Let’s just remind ourselves of how this debacle started.

The government announced last year that they were inviting bids from Councils for ways to reintroduce weekly (from fortnightly) domestic waste collections, plus ways of increasing recycling. The government specifically mentoned that they would support bids for the introduction of food waste recycling schemes and increasing the frequency of current recycling collections from fortnightly to weekly. Nowhere did the government say they would fund the introduction of wheelie bins or even new containers.

The previous Conservative-Liberal Democrat administration put in a ‘notice of interest’ on a potential bid for a food waste recycling scheme, to be introduced in 2013, plus increasing recycling collections from fortnightly to weekly in areas that have high recycling collection rates.

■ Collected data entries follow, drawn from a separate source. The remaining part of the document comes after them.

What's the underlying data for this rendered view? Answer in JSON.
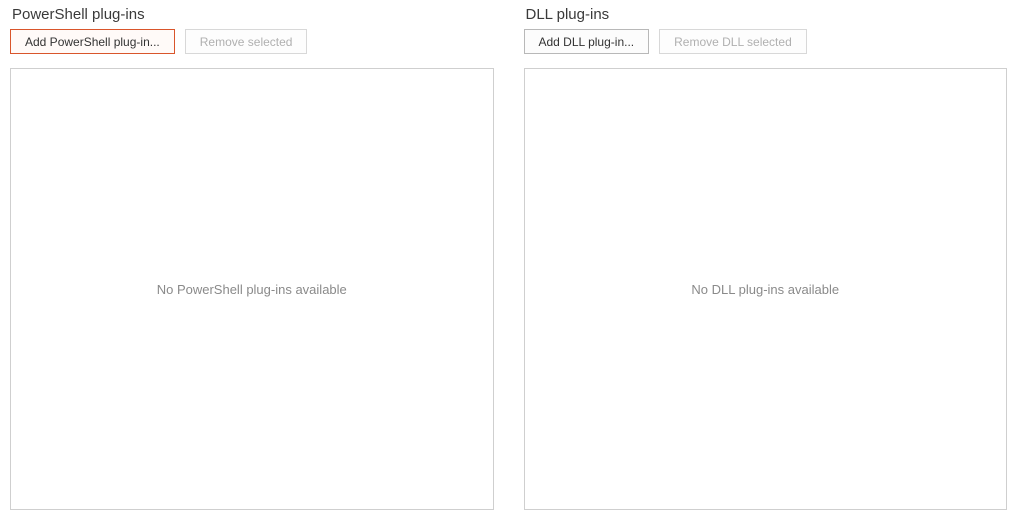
{
  "powershell": {
    "title": "PowerShell plug-ins",
    "buttons": {
      "add": "Add PowerShell plug-in...",
      "remove": "Remove selected"
    },
    "empty_text": "No PowerShell plug-ins available"
  },
  "dll": {
    "title": "DLL plug-ins",
    "buttons": {
      "add": "Add DLL plug-in...",
      "remove": "Remove DLL selected"
    },
    "empty_text": "No DLL plug-ins available"
  }
}
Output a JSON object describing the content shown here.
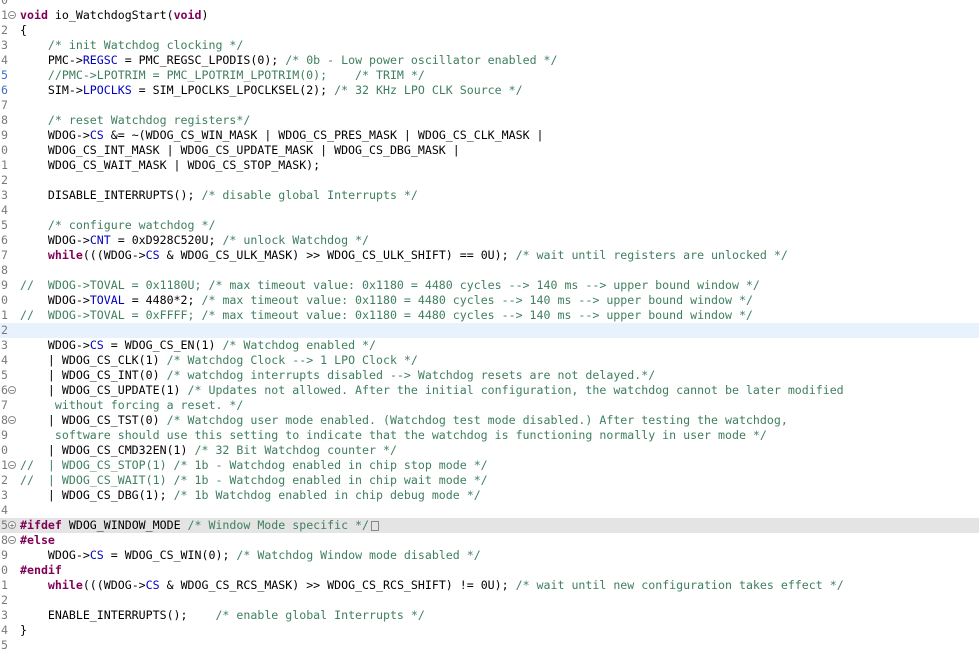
{
  "lines": [
    {
      "num": "0",
      "fold": "",
      "parts": []
    },
    {
      "num": "1",
      "fold": "−",
      "parts": [
        {
          "t": "kw",
          "v": "void"
        },
        {
          "t": "",
          "v": " io_WatchdogStart("
        },
        {
          "t": "kw",
          "v": "void"
        },
        {
          "t": "",
          "v": ")"
        }
      ]
    },
    {
      "num": "2",
      "fold": "",
      "parts": [
        {
          "t": "",
          "v": "{"
        }
      ]
    },
    {
      "num": "3",
      "fold": "",
      "parts": [
        {
          "t": "",
          "v": "    "
        },
        {
          "t": "cm",
          "v": "/* init Watchdog clocking */"
        }
      ]
    },
    {
      "num": "4",
      "fold": "",
      "parts": [
        {
          "t": "",
          "v": "    PMC->"
        },
        {
          "t": "fld",
          "v": "REGSC"
        },
        {
          "t": "",
          "v": " = PMC_REGSC_LPODIS(0); "
        },
        {
          "t": "cm",
          "v": "/* 0b - Low power oscillator enabled */"
        }
      ]
    },
    {
      "num": "5",
      "fold": "",
      "numClass": "chg",
      "parts": [
        {
          "t": "",
          "v": "    "
        },
        {
          "t": "cm",
          "v": "//PMC->LPOTRIM = PMC_LPOTRIM_LPOTRIM(0);    /* TRIM */"
        }
      ]
    },
    {
      "num": "6",
      "fold": "",
      "numClass": "chg",
      "parts": [
        {
          "t": "",
          "v": "    SIM->"
        },
        {
          "t": "fld",
          "v": "LPOCLKS"
        },
        {
          "t": "",
          "v": " = SIM_LPOCLKS_LPOCLKSEL(2); "
        },
        {
          "t": "cm",
          "v": "/* 32 KHz LPO CLK Source */"
        }
      ]
    },
    {
      "num": "7",
      "fold": "",
      "parts": []
    },
    {
      "num": "8",
      "fold": "",
      "parts": [
        {
          "t": "",
          "v": "    "
        },
        {
          "t": "cm",
          "v": "/* reset Watchdog registers*/"
        }
      ]
    },
    {
      "num": "9",
      "fold": "",
      "parts": [
        {
          "t": "",
          "v": "    WDOG->"
        },
        {
          "t": "fld",
          "v": "CS"
        },
        {
          "t": "",
          "v": " &= ~(WDOG_CS_WIN_MASK | WDOG_CS_PRES_MASK | WDOG_CS_CLK_MASK |"
        }
      ]
    },
    {
      "num": "0",
      "fold": "",
      "parts": [
        {
          "t": "",
          "v": "    WDOG_CS_INT_MASK | WDOG_CS_UPDATE_MASK | WDOG_CS_DBG_MASK |"
        }
      ]
    },
    {
      "num": "1",
      "fold": "",
      "parts": [
        {
          "t": "",
          "v": "    WDOG_CS_WAIT_MASK | WDOG_CS_STOP_MASK);"
        }
      ]
    },
    {
      "num": "2",
      "fold": "",
      "parts": []
    },
    {
      "num": "3",
      "fold": "",
      "parts": [
        {
          "t": "",
          "v": "    DISABLE_INTERRUPTS(); "
        },
        {
          "t": "cm",
          "v": "/* disable global Interrupts */"
        }
      ]
    },
    {
      "num": "4",
      "fold": "",
      "parts": []
    },
    {
      "num": "5",
      "fold": "",
      "parts": [
        {
          "t": "",
          "v": "    "
        },
        {
          "t": "cm",
          "v": "/* configure watchdog */"
        }
      ]
    },
    {
      "num": "6",
      "fold": "",
      "parts": [
        {
          "t": "",
          "v": "    WDOG->"
        },
        {
          "t": "fld",
          "v": "CNT"
        },
        {
          "t": "",
          "v": " = 0xD928C520U; "
        },
        {
          "t": "cm",
          "v": "/* unlock Watchdog */"
        }
      ]
    },
    {
      "num": "7",
      "fold": "",
      "parts": [
        {
          "t": "",
          "v": "    "
        },
        {
          "t": "kw",
          "v": "while"
        },
        {
          "t": "",
          "v": "(((WDOG->"
        },
        {
          "t": "fld",
          "v": "CS"
        },
        {
          "t": "",
          "v": " & WDOG_CS_ULK_MASK) >> WDOG_CS_ULK_SHIFT) == 0U); "
        },
        {
          "t": "cm",
          "v": "/* wait until registers are unlocked */"
        }
      ]
    },
    {
      "num": "8",
      "fold": "",
      "parts": []
    },
    {
      "num": "9",
      "fold": "",
      "parts": [
        {
          "t": "cm",
          "v": "//  WDOG->TOVAL = 0x1180U; /* max timeout value: 0x1180 = 4480 cycles --> 140 ms --> upper bound window */"
        }
      ]
    },
    {
      "num": "0",
      "fold": "",
      "parts": [
        {
          "t": "",
          "v": "    WDOG->"
        },
        {
          "t": "fld",
          "v": "TOVAL"
        },
        {
          "t": "",
          "v": " = 4480*2; "
        },
        {
          "t": "cm",
          "v": "/* max timeout value: 0x1180 = 4480 cycles --> 140 ms --> upper bound window */"
        }
      ]
    },
    {
      "num": "1",
      "fold": "",
      "parts": [
        {
          "t": "cm",
          "v": "//  WDOG->TOVAL = 0xFFFF; /* max timeout value: 0x1180 = 4480 cycles --> 140 ms --> upper bound window */"
        }
      ]
    },
    {
      "num": "2",
      "fold": "",
      "current": true,
      "parts": []
    },
    {
      "num": "3",
      "fold": "",
      "parts": [
        {
          "t": "",
          "v": "    WDOG->"
        },
        {
          "t": "fld",
          "v": "CS"
        },
        {
          "t": "",
          "v": " = WDOG_CS_EN(1) "
        },
        {
          "t": "cm",
          "v": "/* Watchdog enabled */"
        }
      ]
    },
    {
      "num": "4",
      "fold": "",
      "parts": [
        {
          "t": "",
          "v": "    | WDOG_CS_CLK(1) "
        },
        {
          "t": "cm",
          "v": "/* Watchdog Clock --> 1 LPO Clock */"
        }
      ]
    },
    {
      "num": "5",
      "fold": "",
      "parts": [
        {
          "t": "",
          "v": "    | WDOG_CS_INT(0) "
        },
        {
          "t": "cm",
          "v": "/* watchdog interrupts disabled --> Watchdog resets are not delayed.*/"
        }
      ]
    },
    {
      "num": "6",
      "fold": "−",
      "parts": [
        {
          "t": "",
          "v": "    | WDOG_CS_UPDATE(1) "
        },
        {
          "t": "cm",
          "v": "/* Updates not allowed. After the initial configuration, the watchdog cannot be later modified"
        }
      ]
    },
    {
      "num": "7",
      "fold": "",
      "parts": [
        {
          "t": "cm",
          "v": "     without forcing a reset. */"
        }
      ]
    },
    {
      "num": "8",
      "fold": "−",
      "parts": [
        {
          "t": "",
          "v": "    | WDOG_CS_TST(0) "
        },
        {
          "t": "cm",
          "v": "/* Watchdog user mode enabled. (Watchdog test mode disabled.) After testing the watchdog,"
        }
      ]
    },
    {
      "num": "9",
      "fold": "",
      "parts": [
        {
          "t": "cm",
          "v": "     software should use this setting to indicate that the watchdog is functioning normally in user mode */"
        }
      ]
    },
    {
      "num": "0",
      "fold": "",
      "parts": [
        {
          "t": "",
          "v": "    | WDOG_CS_CMD32EN(1) "
        },
        {
          "t": "cm",
          "v": "/* 32 Bit Watchdog counter */"
        }
      ]
    },
    {
      "num": "1",
      "fold": "−",
      "parts": [
        {
          "t": "cm",
          "v": "//  | WDOG_CS_STOP(1) /* 1b - Watchdog enabled in chip stop mode */"
        }
      ]
    },
    {
      "num": "2",
      "fold": "",
      "parts": [
        {
          "t": "cm",
          "v": "//  | WDOG_CS_WAIT(1) /* 1b - Watchdog enabled in chip wait mode */"
        }
      ]
    },
    {
      "num": "3",
      "fold": "",
      "parts": [
        {
          "t": "",
          "v": "    | WDOG_CS_DBG(1); "
        },
        {
          "t": "cm",
          "v": "/* 1b Watchdog enabled in chip debug mode */"
        }
      ]
    },
    {
      "num": "4",
      "fold": "",
      "parts": []
    },
    {
      "num": "5",
      "fold": "+",
      "folded": true,
      "parts": [
        {
          "t": "pp",
          "v": "#ifdef"
        },
        {
          "t": "",
          "v": " WDOG_WINDOW_MODE "
        },
        {
          "t": "cm",
          "v": "/* Window Mode specific */"
        },
        {
          "t": "box",
          "v": ""
        }
      ]
    },
    {
      "num": "8",
      "fold": "−",
      "parts": [
        {
          "t": "pp",
          "v": "#else"
        }
      ]
    },
    {
      "num": "9",
      "fold": "",
      "parts": [
        {
          "t": "",
          "v": "    WDOG->"
        },
        {
          "t": "fld",
          "v": "CS"
        },
        {
          "t": "",
          "v": " = WDOG_CS_WIN(0); "
        },
        {
          "t": "cm",
          "v": "/* Watchdog Window mode disabled */"
        }
      ]
    },
    {
      "num": "0",
      "fold": "",
      "parts": [
        {
          "t": "pp",
          "v": "#endif"
        }
      ]
    },
    {
      "num": "1",
      "fold": "",
      "parts": [
        {
          "t": "",
          "v": "    "
        },
        {
          "t": "kw",
          "v": "while"
        },
        {
          "t": "",
          "v": "(((WDOG->"
        },
        {
          "t": "fld",
          "v": "CS"
        },
        {
          "t": "",
          "v": " & WDOG_CS_RCS_MASK) >> WDOG_CS_RCS_SHIFT) != 0U); "
        },
        {
          "t": "cm",
          "v": "/* wait until new configuration takes effect */"
        }
      ]
    },
    {
      "num": "2",
      "fold": "",
      "parts": []
    },
    {
      "num": "3",
      "fold": "",
      "parts": [
        {
          "t": "",
          "v": "    ENABLE_INTERRUPTS();    "
        },
        {
          "t": "cm",
          "v": "/* enable global Interrupts */"
        }
      ]
    },
    {
      "num": "4",
      "fold": "",
      "parts": [
        {
          "t": "",
          "v": "}"
        }
      ]
    },
    {
      "num": "5",
      "fold": "",
      "parts": []
    }
  ]
}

The new Labour administration abandoned the proposed food recycling collection and increased recycling collection frequency bid. Instead they have put in a final bid of £28.5million to impose 3 wheelie bins per household for every household in Birmingham.

With the 17th August deadline passed for final bids, it has become clear that Birmingham’s bid is completely out-of-sync with every town and city in Britain. The most common bid is for the introduction of food recycling collections, with only one other authority bidding for the introduction of wheelie bins and that was only for green waste.

If the government only give a fraction of the £28.5million then some Labour politicians need to consider resigning after this debacle.

6 Comments:

At 11:35 AM, Blogger Carmx said...

I would have no place to put one wheelie bin at the front or back of my terraced house in Sparkhill, let alone three bins. Our road will look awful, dirty, depressing.

 
At 11:42 AM, Blogger Carmx said...

Jerry Evans has asked residents to complete an opinion form about wheelie bins etc and to post it ball to him. I have, indeed, responded but I am aware that neighbours are not happy to purchase stamps to post the form, and not happy to hand deliver it to JE's address.

 
At 11:45 AM, Blogger Carmx said...

I would have no place to put one wheelie bin at the front or back of my terraced house in Sparkhill, let alone three bins. Our road will look awful, dirty, depressing.

 
At 12:35 PM, Blogger Graham M said...

People are continuously whining that they will have nowhere to put these wheelie bins and that their streets will look a mess.


Can they tell me where they actually currently put their dustbins then???????

 
At 12:36 PM, Blogger Graham M said...

People are continuously whining that they will have nowhere to put these wheelie bins and that their streets will look a mess.


Can they tell me where they actually currently put their dustbins then???????

 
At 12:44 PM, Blogger martin mullaney said...

They currently have their dustbins in their backyard and carry the bin bag from it, though the house. You can't do this with a wheelie bin due to size AND it leaving mud tracks through the house.

OR, as in my case, I leave the roll of bin bags in a cupboard and empty the kitchen bin (and other household bins) into one of them the night before they go out for the refuse crews.